If/when an unmodified custom-build works while doing "normal SQLite things", I would then make a small change to the code to "prove beyond doubt" that it is your custom version of SQLite that's being used: perhaps write something to a known file or logcat; make one of the interface-level functions return an easy-to-see-it's-different value. It probably doesn't matter at this stage if it makes SQLite unusable: you're just proving that you can alter the code and see the effects.

Once you know you can customise the normal SQLite code and successfully build and use it from your app the focus switches to whether you're "breaking" SQLite and/or Android in what you're trying to do... I assume this post by omen_wand relates to the same problem (if not, the two of you should probably collaborate!).

While I don't know much about the internals of SQLite's code, a phrase from that post "returns a handle with two attached database connections" feels like the sort of thing that would be easy to "get wrong": thinking purely off the top of my head, I can imagine that there might be things that happen later in the official sqlite3_open_v2() code that mean trying to do the equivalent of ATTACH at the point you're doing so means it's never going to work (internal structures haven't been initialised properly, that sort of thing).

Again thinking in a generic-debugger manner, I'd try working though things in stages. Start with a small change to sqlite3_open_v2(): perhaps instead of opening the passed-in database file, always open "test.db", or open "mydb-test.db" when "mydb.db" was passed-in. If that works, try something a little more involved.

If you get to this stage, you probably need someone who does know the innards of SQLite and you probably need to show examples of the changes you're trying to make...

(4) By Keith Medcalf (kmedcalf) on 2021-01-14 14:19:59 in reply to 1 [link] [source]

What does doing something to an "SQLITE DB" have to do with anything?

We also attach a database to the main db file that is opened.
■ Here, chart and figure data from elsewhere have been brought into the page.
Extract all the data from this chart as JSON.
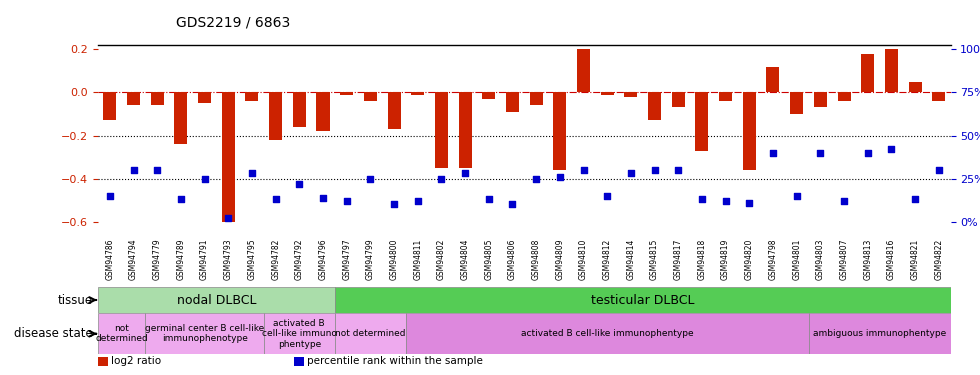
{
  "title": "GDS2219 / 6863",
  "samples": [
    "GSM94786",
    "GSM94794",
    "GSM94779",
    "GSM94789",
    "GSM94791",
    "GSM94793",
    "GSM94795",
    "GSM94782",
    "GSM94792",
    "GSM94796",
    "GSM94797",
    "GSM94799",
    "GSM94800",
    "GSM94811",
    "GSM94802",
    "GSM94804",
    "GSM94805",
    "GSM94806",
    "GSM94808",
    "GSM94809",
    "GSM94810",
    "GSM94812",
    "GSM94814",
    "GSM94815",
    "GSM94817",
    "GSM94818",
    "GSM94819",
    "GSM94820",
    "GSM94798",
    "GSM94801",
    "GSM94803",
    "GSM94807",
    "GSM94813",
    "GSM94816",
    "GSM94821",
    "GSM94822"
  ],
  "log2_ratio": [
    -0.13,
    -0.06,
    -0.06,
    -0.24,
    -0.05,
    -0.6,
    -0.04,
    -0.22,
    -0.16,
    -0.18,
    -0.01,
    -0.04,
    -0.17,
    -0.01,
    -0.35,
    -0.35,
    -0.03,
    -0.09,
    -0.06,
    -0.36,
    0.2,
    -0.01,
    -0.02,
    -0.13,
    -0.07,
    -0.27,
    -0.04,
    -0.36,
    0.12,
    -0.1,
    -0.07,
    -0.04,
    0.18,
    0.2,
    0.05,
    -0.04
  ],
  "percentile_rank_pct": [
    15,
    30,
    30,
    13,
    25,
    2,
    28,
    13,
    22,
    14,
    12,
    25,
    10,
    12,
    25,
    28,
    13,
    10,
    25,
    26,
    30,
    15,
    28,
    30,
    30,
    13,
    12,
    11,
    40,
    15,
    40,
    12,
    40,
    42,
    13,
    30
  ],
  "bar_color": "#cc2200",
  "dot_color": "#0000cc",
  "ylim_left": [
    -0.65,
    0.22
  ],
  "yticks_left": [
    -0.6,
    -0.4,
    -0.2,
    0.0,
    0.2
  ],
  "yticks_right_labels": [
    "0%",
    "25%",
    "50%",
    "75%",
    "100%"
  ],
  "hline_y": [
    0.0,
    -0.2,
    -0.4
  ],
  "hline_styles": [
    "dashdot",
    "dotted",
    "dotted"
  ],
  "hline_colors": [
    "#cc0000",
    "black",
    "black"
  ],
  "tissue_row": [
    {
      "label": "nodal DLBCL",
      "start": 0,
      "end": 10,
      "color": "#aaddaa"
    },
    {
      "label": "testicular DLBCL",
      "start": 10,
      "end": 36,
      "color": "#55cc55"
    }
  ],
  "disease_row": [
    {
      "label": "not\ndetermined",
      "start": 0,
      "end": 2,
      "color": "#eeaaee"
    },
    {
      "label": "germinal center B cell-like\nimmunophenotype",
      "start": 2,
      "end": 7,
      "color": "#eeaaee"
    },
    {
      "label": "activated B\ncell-like immuno\nphentype",
      "start": 7,
      "end": 10,
      "color": "#eeaaee"
    },
    {
      "label": "not determined",
      "start": 10,
      "end": 13,
      "color": "#eeaaee"
    },
    {
      "label": "activated B cell-like immunophentype",
      "start": 13,
      "end": 30,
      "color": "#dd88dd"
    },
    {
      "label": "ambiguous immunophentype",
      "start": 30,
      "end": 36,
      "color": "#dd88dd"
    }
  ],
  "legend_items": [
    {
      "label": "log2 ratio",
      "color": "#cc2200"
    },
    {
      "label": "percentile rank within the sample",
      "color": "#0000cc"
    }
  ],
  "tissue_label": "tissue",
  "disease_label": "disease state",
  "bar_width": 0.55
}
SQLite3 does not do this. You can "ATTACH" a database file to a connection via the ATTACH SQL command. This does not attach a database to the main db -- it ATTACHes an additional database file to an existing connection.

You need to be more precise in your descriptions.

(5) By Willem (sn0wbl1nd) on 2021-01-14 23:59:44 in reply to 3 [link] [source]

Thanks for your considered answer. I appreciate it. I am just posting to follow up for completeness.

Yes, we did build the unmodified version first and that worked fine, confirming it is not our setup.

We created a C-style function that accepts a db name, opens it, attaches a "shared" database file, installs a preupdate callback, and returns the open sqlite3* to the user. Relatively standard and works like a charm. The reason we want this is because our code needs both the "local" and the "shared" db present, and this is the method we prefer.

Then we compiled sqlite into a custom library where our function masks/replaces the existing sqlite3_open() and sqlite3_open_v2() functions if the filename string starts with e.g. ourthing://. This works very well as well. (We happened to have done this using callbacks, but the above explains the intent.)

It stops working when we then involve the AAR and libsqliteX.so. Almost everything works except the attach step.

As was suggested: our current work-around is to skip the attach step before returning the open sqlite3*. We then use the java interface to attach the shared db, and it seems to work nicely.

If we do figure out why this happens I'll make sure to post an update here. Thanks for the constructive replies.